GO..! KISS THE WORLD
A beautiful story with so many lessons.
"In them, we learnt the power of disagreements, of dialogue and the essence of living with diversity in thinking".
– Subroto Bagchi
This speech was delivered to the Class of 2006 at the IIM, Bangalore on defining success by Subroto Bagchi - CEO MindTree.
I was the last child of a small-time government servant, in a family of five brothers. My earliest memory of my father is as that of a District Employment Officer in Koraput, Orissa. It was, and remains as back of beyond as you can imagine. There was no electricity; no primary school nearby and water did not flow out of a tap. As a result, I did not go to school until the age of eight; I was home-schooled. My father used to get transferred every year. The family belongings fit into the back of a jeep – so the family moved from place to place and without any trouble, my Mother would set up an establishment and get us going. Raised by a widow who had come as a refugee from the then East Bengal, she was a matriculate when she married my Father.
My parents set the foundation of my life and the value system, which makes me what I am today and largely, defines what success means to me today.
As District Employment Officer, my father was given a jeep by the government. There was no garage in the Office, so the jeep was parked in our house. My father refused to use it to commute to the office. He told us that the jeep is an expensive resource given by the government- he reiterated to us that it was not ”his jeep” but the government’s jeep. Insisting that he would use it only to tour the interiors, he would walk to his office on normal days.. He also made sure that we never sat in the government jeep – we could sit in it only when it was stationary.
That was our early childhood lesson in governance – a lesson that corporate managers learn the hard way, some never do.
The driver of the jeep was treated with respect due to any other member of my Father’s office. As small children, we were taught not to call him by his name. We had to use the suffix ‘dada’ whenever we were to refer to him in public or private. When I grew up to own a car and a driver by the name of Raju was appointed – I repeated the lesson to my two small daughters. They have, as a result, grown up to call Raju, ‘Raju Uncle’ – very different from many of their friends who refer to their family driver, as ‘my driver’. When I hear that term from a school- or college-going person, I cringe.
To me, the lesson was significant – you treat small people with more respect than how you treat big people. It is more important to respect your subordinates than your superiors.
Our day used to start with the family huddling around my Mother’s chulha – an earthen fire place she would build at each place of posting where she would cook for the family. There was neither gas, nor electrical stoves. The morning routine started with tea. As the brew was served, Father would ask us to read aloud the editorial page of The Statesman’s ‘muffosil’ edition – delivered one day late. We did not understand much of what we were reading. But the ritual was meant for us to know that the world was larger than Koraput district and the English I speak today, despite having studied in an Oriya medium school, has to do with that routine. After reading the newspaper aloud, we were told to fold it neatly. Father taught us a simple lesson.

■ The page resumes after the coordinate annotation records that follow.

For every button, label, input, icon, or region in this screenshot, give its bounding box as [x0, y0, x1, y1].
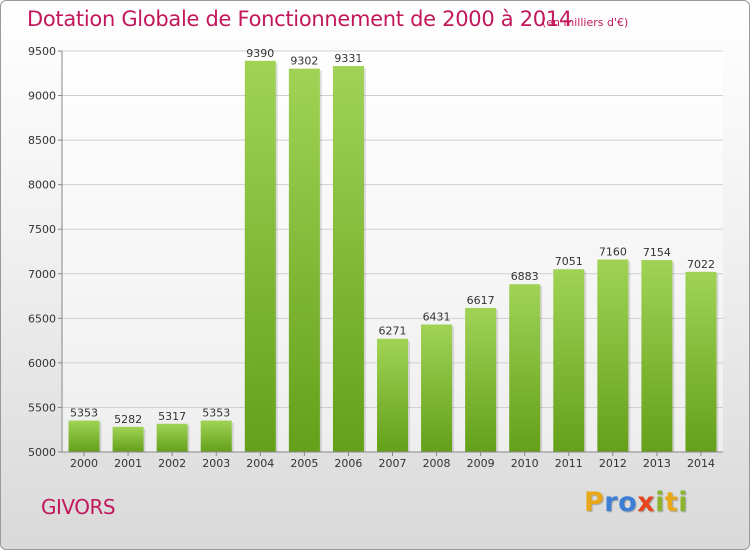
bar-2001: [112, 426, 144, 452]
x-tick-label-2001: 2001: [114, 457, 142, 470]
logo-letter: i: [678, 487, 689, 518]
chart-unit-note: (en milliers d'€): [542, 16, 629, 29]
data-label-2002: 5317: [158, 410, 186, 423]
bar-2010: [509, 284, 541, 452]
x-tick-label-2007: 2007: [379, 457, 407, 470]
bar-2008: [421, 324, 453, 452]
data-label-2006: 9331: [334, 52, 362, 65]
bar-2013: [641, 260, 673, 452]
proxiti-logo[interactable]: Proxiti: [584, 487, 688, 518]
bar-2009: [465, 307, 497, 452]
bar-2005: [288, 68, 320, 453]
x-tick-label-2014: 2014: [687, 457, 715, 470]
x-tick-label-2013: 2013: [643, 457, 671, 470]
x-tick-label-2010: 2010: [511, 457, 539, 470]
y-tick-label: 6000: [28, 357, 56, 370]
chart-title: Dotation Globale de Fonctionnement de 20…: [27, 7, 572, 31]
bar-2014: [685, 271, 717, 452]
data-label-2009: 6617: [467, 294, 495, 307]
y-tick-label: 8000: [28, 179, 56, 192]
data-label-2013: 7154: [643, 246, 671, 259]
data-label-2014: 7022: [687, 258, 715, 271]
bar-2004: [244, 60, 276, 453]
x-tick-label-2006: 2006: [334, 457, 362, 470]
data-label-2000: 5353: [70, 407, 98, 420]
x-tick-label-2011: 2011: [555, 457, 583, 470]
bar-2012: [597, 259, 629, 452]
x-tick-label-2004: 2004: [246, 457, 274, 470]
city-name: GIVORS: [41, 495, 116, 519]
data-label-2004: 9390: [246, 47, 274, 60]
data-label-2011: 7051: [555, 255, 583, 268]
x-tick-label-2008: 2008: [423, 457, 451, 470]
logo-letter: i: [655, 487, 665, 518]
logo-letter: P: [584, 487, 605, 518]
bar-2007: [377, 338, 408, 452]
y-tick-label: 5500: [28, 401, 56, 414]
x-tick-label-2005: 2005: [290, 457, 318, 470]
bar-2006: [332, 66, 364, 452]
bar-2002: [156, 423, 188, 452]
y-tick-label: 8500: [28, 134, 56, 147]
bar-2011: [553, 269, 585, 452]
y-tick-label: 7000: [28, 268, 56, 281]
x-tick-label-2009: 2009: [467, 457, 495, 470]
bar-2000: [68, 420, 100, 452]
data-label-2003: 5353: [202, 407, 230, 420]
y-tick-label: 9500: [28, 45, 56, 58]
logo-letter: r: [604, 487, 619, 518]
data-label-2008: 6431: [423, 310, 451, 323]
y-tick-label: 6500: [28, 312, 56, 325]
y-tick-label: 5000: [28, 446, 56, 459]
logo-letter: x: [637, 487, 656, 518]
x-tick-label-2012: 2012: [599, 457, 627, 470]
x-tick-label-2003: 2003: [202, 457, 230, 470]
x-tick-label-2002: 2002: [158, 457, 186, 470]
data-label-2005: 9302: [290, 55, 318, 68]
logo-letter: t: [664, 487, 679, 518]
data-label-2010: 6883: [511, 270, 539, 283]
data-label-2007: 6271: [379, 325, 407, 338]
x-tick-label-2000: 2000: [70, 457, 98, 470]
y-tick-label: 7500: [28, 223, 56, 236]
logo-letter: o: [618, 487, 638, 518]
data-label-2012: 7160: [599, 246, 627, 259]
y-tick-label: 9000: [28, 90, 56, 103]
bar-2003: [200, 420, 232, 452]
data-label-2001: 5282: [114, 413, 142, 426]
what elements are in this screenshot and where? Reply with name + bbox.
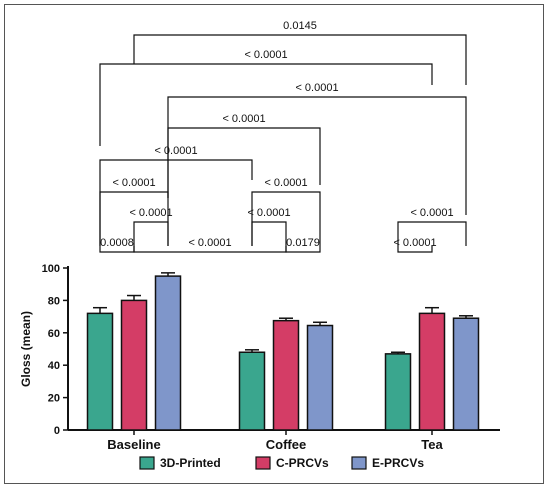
significance-brackets: 0.0008 < 0.0001 < 0.0001 < 0.0001 0.0179 < 0.… [99,20,467,253]
bar [154,275,182,431]
y-tick-label: 0 [54,425,60,437]
significance-bracket [99,159,253,246]
p-value-label: < 0.0001 [295,82,338,94]
p-value-label: < 0.0001 [264,177,307,189]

He used to say, “You should leave your newspaper and your toilet, the way you expect to find it”. That lesson was about showing consideration to others. Business begins and ends with that simple precept.
Being small children, we were always enamored with advertisements in the newspaper for transistor radios – we did not have one. We saw other people having radios in their homes and each time there was an advertisement of Philips, Murphy or Bush radios, we would ask Father when we could get one. Each time, my Father would reply that we did not need one because he already had five radios – alluding to his five sons.
We also did not have a house of our own and would occasionally ask Father as to when, like others, we would live in our own house. He would give a similar reply,” We do not need a house of our own. I already own five houses”. His replies did not gladden our hearts in that instant.
Nonetheless, we learnt that it is important not to measure personal success and sense of well being through material possessions.
Government houses seldom came with fences. Mother and I collected twigs and built a small fence. After lunch, my Mother would never sleep. She would take her kitchen utensils and with those she and I would dig the rocky, white ant infested surrounding. We planted flowering bushes. The white ants destroyed them. My mother brought ash from her chulha and mixed it in the earth and we planted the seedlings all over again. This time, they bloomed. At that time, my father’s transfer order came. A few neighbors told my mother why she was taking so much pain to beautify a government house, why she was planting seeds that would only benefit the next occupant. My mother replied that it did not matter to her that she would not see the flowers in full bloom. She said, “I have to create a bloom in a desert and whenever I am given a new place, I must leave it more beautiful than what I had inherited”.